I either read or heard on the radio recently that anxiety has replaced depression as the leading mental illness in American women. The female wiring to nurture and care comes now with the broken ability to sense danger. It doesn’t know how to properly shut off.
It’s hard to know how much freedom to give my kids. I didn’t want to hover over them at every minute, or now, live in fear when they’re out of my sight. But I don’t want to be foolish or neglectful either. Anthony Esolen writes about the magical times of his boyhood when kids played outside from dawn til dusk. I agree children need to be playing outside, but dawn to dusk is a long time to go without attention or guidance.
I eventually found her playing with my middle son outside, but they were up by the house and not at the beach. Our afternoons at home here have always been vague. Part of me wanted to hold firm to the belief that everything necessary could be finished before lunch, allowing for the rest of the day free from school. The other part of me simply couldn’t go any longer. But I can definitely tell I’ve gained muscle and stamina. We take breaks here and there, but I’m hoping to continue daily schooling afternoons.
The kids, in four days, have yet to protest the arrangement. Where we run into kinks are the three times a day when it’s time to do the dishes. I do not by default clean up the kitchen. I still cook and clean and do laundry and change out the garbage bag when I’m miraculously the one who’s regularly no longer able to stuff any more into the bag. The kids are old enough to clean up the kitchen and they’re expected to do so, and they do.
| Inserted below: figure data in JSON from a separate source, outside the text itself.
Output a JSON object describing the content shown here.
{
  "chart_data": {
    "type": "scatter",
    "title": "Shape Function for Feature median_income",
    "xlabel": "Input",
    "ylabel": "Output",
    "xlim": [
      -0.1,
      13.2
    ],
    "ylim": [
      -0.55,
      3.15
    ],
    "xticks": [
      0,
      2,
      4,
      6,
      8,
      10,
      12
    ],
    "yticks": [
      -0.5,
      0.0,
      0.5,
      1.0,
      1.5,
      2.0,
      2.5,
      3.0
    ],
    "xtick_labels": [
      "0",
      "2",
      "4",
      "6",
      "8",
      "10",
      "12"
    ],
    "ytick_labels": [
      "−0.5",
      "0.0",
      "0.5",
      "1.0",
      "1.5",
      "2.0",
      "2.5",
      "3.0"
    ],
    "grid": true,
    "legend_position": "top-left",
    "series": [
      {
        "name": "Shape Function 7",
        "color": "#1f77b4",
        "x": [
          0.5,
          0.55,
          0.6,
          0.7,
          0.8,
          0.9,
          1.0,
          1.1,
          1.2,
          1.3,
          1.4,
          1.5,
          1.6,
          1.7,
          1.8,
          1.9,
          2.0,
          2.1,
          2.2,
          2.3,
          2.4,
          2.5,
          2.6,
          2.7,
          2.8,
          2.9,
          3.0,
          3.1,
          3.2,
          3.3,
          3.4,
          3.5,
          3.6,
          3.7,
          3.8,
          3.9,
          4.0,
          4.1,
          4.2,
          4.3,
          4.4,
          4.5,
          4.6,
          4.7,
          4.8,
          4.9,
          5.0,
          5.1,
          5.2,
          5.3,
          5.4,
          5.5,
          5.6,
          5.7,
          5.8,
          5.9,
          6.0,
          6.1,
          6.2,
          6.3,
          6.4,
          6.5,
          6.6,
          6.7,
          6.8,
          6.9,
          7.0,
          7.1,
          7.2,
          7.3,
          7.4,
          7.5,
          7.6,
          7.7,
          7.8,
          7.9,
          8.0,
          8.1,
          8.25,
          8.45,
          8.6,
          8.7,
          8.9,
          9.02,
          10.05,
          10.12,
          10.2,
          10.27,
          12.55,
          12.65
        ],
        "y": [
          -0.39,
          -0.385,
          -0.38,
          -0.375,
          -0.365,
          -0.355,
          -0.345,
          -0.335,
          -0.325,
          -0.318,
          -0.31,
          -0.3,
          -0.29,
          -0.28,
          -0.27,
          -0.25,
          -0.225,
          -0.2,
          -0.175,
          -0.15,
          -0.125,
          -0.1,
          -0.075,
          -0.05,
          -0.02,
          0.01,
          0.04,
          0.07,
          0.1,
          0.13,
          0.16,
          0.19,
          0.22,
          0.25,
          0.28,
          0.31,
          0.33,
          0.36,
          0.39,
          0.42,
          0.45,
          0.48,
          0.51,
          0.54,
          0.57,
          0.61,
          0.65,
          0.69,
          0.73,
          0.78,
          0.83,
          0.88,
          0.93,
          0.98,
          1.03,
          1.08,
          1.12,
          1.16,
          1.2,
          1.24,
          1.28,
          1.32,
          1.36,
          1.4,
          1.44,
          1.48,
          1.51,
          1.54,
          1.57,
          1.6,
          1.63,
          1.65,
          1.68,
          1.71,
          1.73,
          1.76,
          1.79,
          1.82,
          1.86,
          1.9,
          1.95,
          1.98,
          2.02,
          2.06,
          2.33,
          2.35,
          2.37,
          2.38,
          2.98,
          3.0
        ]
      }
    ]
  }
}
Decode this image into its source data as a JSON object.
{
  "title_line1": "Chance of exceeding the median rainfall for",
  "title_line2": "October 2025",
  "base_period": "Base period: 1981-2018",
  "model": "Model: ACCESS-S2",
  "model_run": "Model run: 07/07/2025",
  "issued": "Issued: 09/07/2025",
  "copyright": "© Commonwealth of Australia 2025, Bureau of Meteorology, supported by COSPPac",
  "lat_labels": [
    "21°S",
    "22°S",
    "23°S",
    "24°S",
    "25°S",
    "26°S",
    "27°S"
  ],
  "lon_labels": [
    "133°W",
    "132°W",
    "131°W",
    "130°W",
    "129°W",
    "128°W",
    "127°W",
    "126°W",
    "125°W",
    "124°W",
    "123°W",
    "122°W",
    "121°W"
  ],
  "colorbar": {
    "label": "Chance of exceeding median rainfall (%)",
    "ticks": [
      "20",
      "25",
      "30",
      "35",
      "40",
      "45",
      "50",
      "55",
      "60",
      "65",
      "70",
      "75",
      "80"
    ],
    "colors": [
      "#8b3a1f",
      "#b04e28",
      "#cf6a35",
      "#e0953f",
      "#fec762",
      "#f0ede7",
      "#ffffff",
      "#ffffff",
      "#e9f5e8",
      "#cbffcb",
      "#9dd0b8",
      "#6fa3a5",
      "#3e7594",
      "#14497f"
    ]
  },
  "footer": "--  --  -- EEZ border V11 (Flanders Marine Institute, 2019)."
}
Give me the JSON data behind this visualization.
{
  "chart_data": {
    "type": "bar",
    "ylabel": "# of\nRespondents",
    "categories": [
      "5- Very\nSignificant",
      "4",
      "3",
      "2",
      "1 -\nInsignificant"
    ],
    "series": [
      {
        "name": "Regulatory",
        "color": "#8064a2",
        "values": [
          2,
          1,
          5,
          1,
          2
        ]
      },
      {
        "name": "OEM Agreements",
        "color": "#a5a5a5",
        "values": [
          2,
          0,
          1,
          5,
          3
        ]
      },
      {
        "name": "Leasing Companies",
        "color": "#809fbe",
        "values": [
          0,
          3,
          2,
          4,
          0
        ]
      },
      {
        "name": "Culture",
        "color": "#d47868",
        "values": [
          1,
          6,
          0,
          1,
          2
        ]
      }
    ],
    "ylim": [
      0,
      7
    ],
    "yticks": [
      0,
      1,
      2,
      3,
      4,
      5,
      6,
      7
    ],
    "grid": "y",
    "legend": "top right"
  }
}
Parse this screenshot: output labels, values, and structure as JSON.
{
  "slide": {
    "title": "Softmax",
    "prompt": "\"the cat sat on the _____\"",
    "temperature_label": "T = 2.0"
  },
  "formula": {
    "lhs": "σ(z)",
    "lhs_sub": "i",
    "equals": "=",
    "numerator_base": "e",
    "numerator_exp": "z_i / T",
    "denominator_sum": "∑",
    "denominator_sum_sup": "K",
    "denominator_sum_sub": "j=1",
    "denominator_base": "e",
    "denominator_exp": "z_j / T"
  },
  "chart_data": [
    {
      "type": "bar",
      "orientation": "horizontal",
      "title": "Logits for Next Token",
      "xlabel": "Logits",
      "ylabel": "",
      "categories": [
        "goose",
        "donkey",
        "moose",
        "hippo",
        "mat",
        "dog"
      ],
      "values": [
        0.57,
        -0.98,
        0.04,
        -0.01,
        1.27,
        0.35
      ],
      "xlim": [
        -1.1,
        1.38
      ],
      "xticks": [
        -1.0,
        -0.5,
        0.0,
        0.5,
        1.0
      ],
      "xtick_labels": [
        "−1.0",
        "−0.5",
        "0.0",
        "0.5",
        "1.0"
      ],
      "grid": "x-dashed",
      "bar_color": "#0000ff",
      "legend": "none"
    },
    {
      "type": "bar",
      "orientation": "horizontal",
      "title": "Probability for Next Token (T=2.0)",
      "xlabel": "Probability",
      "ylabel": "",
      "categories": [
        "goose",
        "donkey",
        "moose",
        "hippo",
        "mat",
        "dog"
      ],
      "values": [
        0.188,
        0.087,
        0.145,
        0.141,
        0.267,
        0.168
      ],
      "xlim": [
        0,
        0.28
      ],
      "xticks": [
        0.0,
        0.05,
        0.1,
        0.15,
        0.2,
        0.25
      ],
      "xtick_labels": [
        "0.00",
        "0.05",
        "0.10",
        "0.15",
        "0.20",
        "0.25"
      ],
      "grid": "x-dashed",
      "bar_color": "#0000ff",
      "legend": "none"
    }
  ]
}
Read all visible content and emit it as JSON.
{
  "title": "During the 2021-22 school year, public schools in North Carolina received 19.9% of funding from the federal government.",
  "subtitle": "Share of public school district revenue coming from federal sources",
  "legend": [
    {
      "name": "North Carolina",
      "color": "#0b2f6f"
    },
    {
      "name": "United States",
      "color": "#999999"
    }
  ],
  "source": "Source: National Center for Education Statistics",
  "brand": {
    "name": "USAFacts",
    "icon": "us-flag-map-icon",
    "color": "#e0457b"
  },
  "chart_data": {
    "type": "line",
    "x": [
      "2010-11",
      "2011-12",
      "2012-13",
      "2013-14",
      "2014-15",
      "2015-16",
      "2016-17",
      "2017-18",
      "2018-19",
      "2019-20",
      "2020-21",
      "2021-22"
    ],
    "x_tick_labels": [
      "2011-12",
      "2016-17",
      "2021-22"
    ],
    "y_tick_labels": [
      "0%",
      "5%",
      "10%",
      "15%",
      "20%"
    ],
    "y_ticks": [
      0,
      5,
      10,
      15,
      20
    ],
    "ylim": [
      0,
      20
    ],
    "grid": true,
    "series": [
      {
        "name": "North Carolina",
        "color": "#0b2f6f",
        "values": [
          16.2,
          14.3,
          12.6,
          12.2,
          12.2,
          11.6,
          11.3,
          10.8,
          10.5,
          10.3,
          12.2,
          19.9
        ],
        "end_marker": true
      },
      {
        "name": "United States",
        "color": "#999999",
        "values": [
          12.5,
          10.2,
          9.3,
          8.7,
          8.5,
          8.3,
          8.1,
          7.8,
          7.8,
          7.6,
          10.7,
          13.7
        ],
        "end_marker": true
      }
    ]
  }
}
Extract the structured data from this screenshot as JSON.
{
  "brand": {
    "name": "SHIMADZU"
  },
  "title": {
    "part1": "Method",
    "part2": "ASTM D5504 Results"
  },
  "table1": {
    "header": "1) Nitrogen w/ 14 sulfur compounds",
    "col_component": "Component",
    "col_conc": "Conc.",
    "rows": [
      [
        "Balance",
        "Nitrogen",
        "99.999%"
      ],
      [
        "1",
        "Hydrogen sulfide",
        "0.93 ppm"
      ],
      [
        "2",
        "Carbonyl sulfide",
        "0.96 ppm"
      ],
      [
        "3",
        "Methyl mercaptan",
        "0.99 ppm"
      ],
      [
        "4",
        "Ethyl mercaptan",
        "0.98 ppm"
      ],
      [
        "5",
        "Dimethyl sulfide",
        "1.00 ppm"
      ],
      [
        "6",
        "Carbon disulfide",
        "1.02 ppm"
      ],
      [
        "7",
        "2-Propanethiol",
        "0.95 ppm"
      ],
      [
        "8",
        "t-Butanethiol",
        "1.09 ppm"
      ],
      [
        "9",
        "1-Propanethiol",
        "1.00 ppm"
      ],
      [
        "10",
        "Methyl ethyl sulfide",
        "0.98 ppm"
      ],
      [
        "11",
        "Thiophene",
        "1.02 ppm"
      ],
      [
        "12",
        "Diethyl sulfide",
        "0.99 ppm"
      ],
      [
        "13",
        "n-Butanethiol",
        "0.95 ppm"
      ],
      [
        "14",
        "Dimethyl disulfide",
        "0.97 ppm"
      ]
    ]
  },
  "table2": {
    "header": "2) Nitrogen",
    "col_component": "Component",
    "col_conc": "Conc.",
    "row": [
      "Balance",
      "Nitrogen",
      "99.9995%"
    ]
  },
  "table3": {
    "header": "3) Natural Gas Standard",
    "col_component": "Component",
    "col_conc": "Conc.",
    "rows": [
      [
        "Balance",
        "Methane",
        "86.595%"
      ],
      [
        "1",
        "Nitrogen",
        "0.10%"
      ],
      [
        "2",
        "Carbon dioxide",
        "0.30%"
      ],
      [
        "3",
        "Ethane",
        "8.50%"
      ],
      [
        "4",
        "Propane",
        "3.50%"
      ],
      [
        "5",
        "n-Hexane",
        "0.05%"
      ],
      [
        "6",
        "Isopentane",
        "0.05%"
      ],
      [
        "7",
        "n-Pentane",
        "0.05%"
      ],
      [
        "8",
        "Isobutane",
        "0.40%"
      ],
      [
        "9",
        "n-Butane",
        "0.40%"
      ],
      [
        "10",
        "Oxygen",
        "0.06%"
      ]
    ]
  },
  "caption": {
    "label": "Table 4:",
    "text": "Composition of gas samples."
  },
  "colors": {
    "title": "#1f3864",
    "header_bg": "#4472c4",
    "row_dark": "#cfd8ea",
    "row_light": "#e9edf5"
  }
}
I’m still taking pictures of dirty wash rags. I have to be very careful about what I give my mind to. I can’t mentally or physically be doing too many things at once. I don’t find the same readiness or even the ability to engage in multitasking anymore. It was truly something to get to be the wonder woman reading to the preschooler on the bathroom floor, sitting next to the potty training toddler, while breastfeeding an infant. I think I’ll always think, “Wow, I did that once”, and it wouldn’t be pride, but a reason to smile.
These days I’m trying to tune in to their questions, and wait a little longer as the little one slowly learns to write. I’m taking time to spend with one who still needs extra help with reading. There’s a second layer of a clay model tooth drying out on my table and a hammer pounding coming from the side of the house. My husband and I, last night, stayed up way past our bedtime sitting with our son and his two-page biology paper on biostatisticians. Oh for heaven’s sake, who knew the world could be so grand.